Condition (44) ensures that \( \Gamma , \) defined in (27), is positive. Moreover, since (28), when \( \eta =0, \) it results \( A_k>0 \,\, (k=1,2,3) \) and

$$\begin{aligned} \displaystyle A_0]_{\eta =0} = \displaystyle A_1 A_2-A_3]_{\eta =0} = ( \Gamma \,+\gamma \,)( \Gamma \,\gamma +\varepsilon \, + \delta )- \gamma \varepsilon \, >0. \end{aligned}$$

So, the critical point \( \bar{C}= (\bar{U}, \bar{W}, \bar{Y}) \) is linearly, asymptotically stable for \( R = \bar{R} =0 \). In addition, denoting by

$$\begin{aligned} \displaystyle c_1 = \Gamma + \gamma ; \quad c_2 =\,\, \frac{ \gamma \Gamma +\varepsilon \,+ \delta }{\Gamma \,+\gamma }; \quad c_3 = \frac{\gamma \varepsilon }{ \gamma \Gamma +\delta } \end{aligned}$$
(48)

from (28) it results

$$\begin{aligned} \displaystyle A_{1} = 0 \Leftrightarrow R = c_1 ; \,\quad A_{2} =0 \Leftrightarrow \,R =c_2; \quad A_{3} = 0 \Leftrightarrow R = c_3, \end{aligned}$$
(49)

and so, by retracing the analysis set forth in the previous bifurcation cases, this theorem can also be proved. \(\square \)

6 Remarks and discussion

As it is well known, the phenomenon related to Hopf bifurcations is of great importance and it is widely studied. In this paper, the FHR model (3) considered also depends on the variable a generally not present in the bifurcations studies and it generalizes the FHR system (4), which, on the contrary, is more often considered in literature.
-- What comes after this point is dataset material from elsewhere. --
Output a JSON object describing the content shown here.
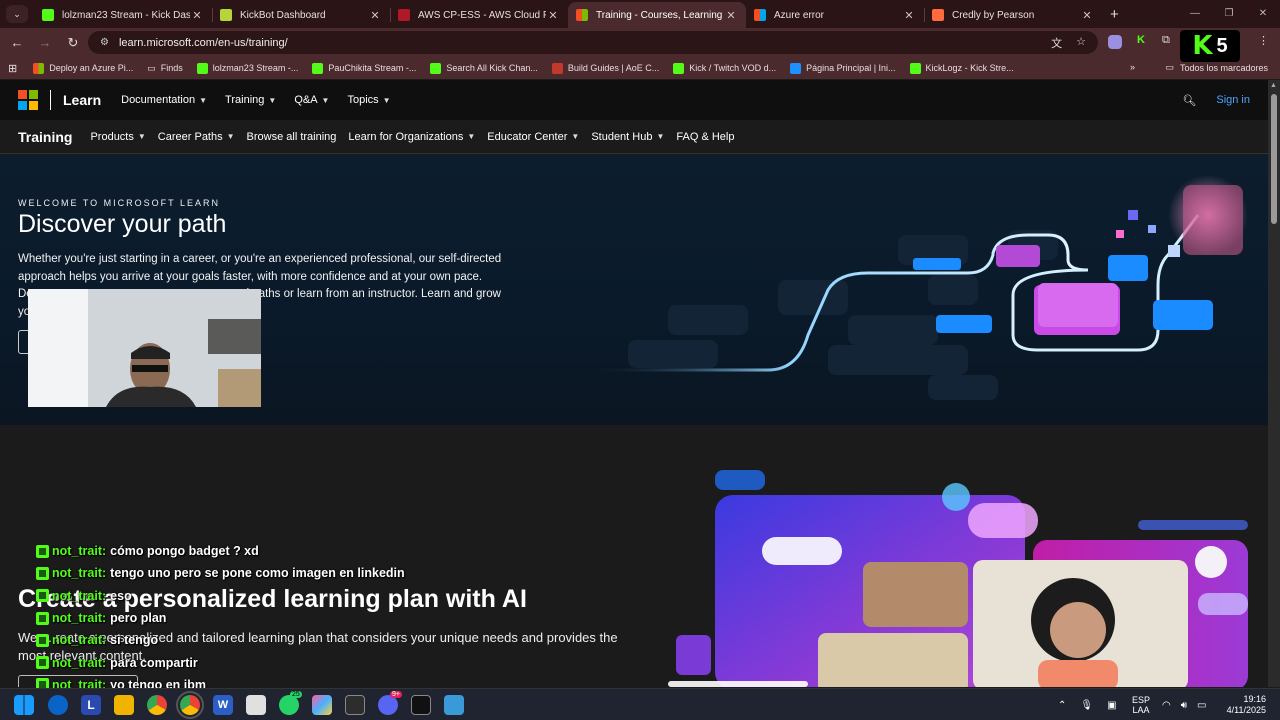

Moreover, the results obtained [see, f.i. Theorems 45 and condition (30)] do not require any assumptions for the real variable a and this implies that the analysis can certainly be directed to a wider set of physical cases.

Furthermore, the equivalence that such a mathematical model creates between biological problems and superconducting processes of Josephson junctions or viscoelasticity, suggests that the analysis of such models is reflected in a large number of realistic mathematical models.

In this paper the onset of Hopf bifurcations, driven by specific parameters, is considered. In particular an analysis on the onset of steady and oscillatory bifurcations has been performed driven by both an admissible critical point \( \bar{U} \) and a coefficient characterized the FHR system.

Looking forward, in order to obtain a more comprehensive view of the stability and instability of critical points, the analysis can be extended to evaluate Hopf bifurcations driven by all other coefficients that characterize the FHR system. Moreover, it will be possible to determine explicit critical points at particular values of the FHR system variables and also evaluate the explicit value of the bifurcation parameters R.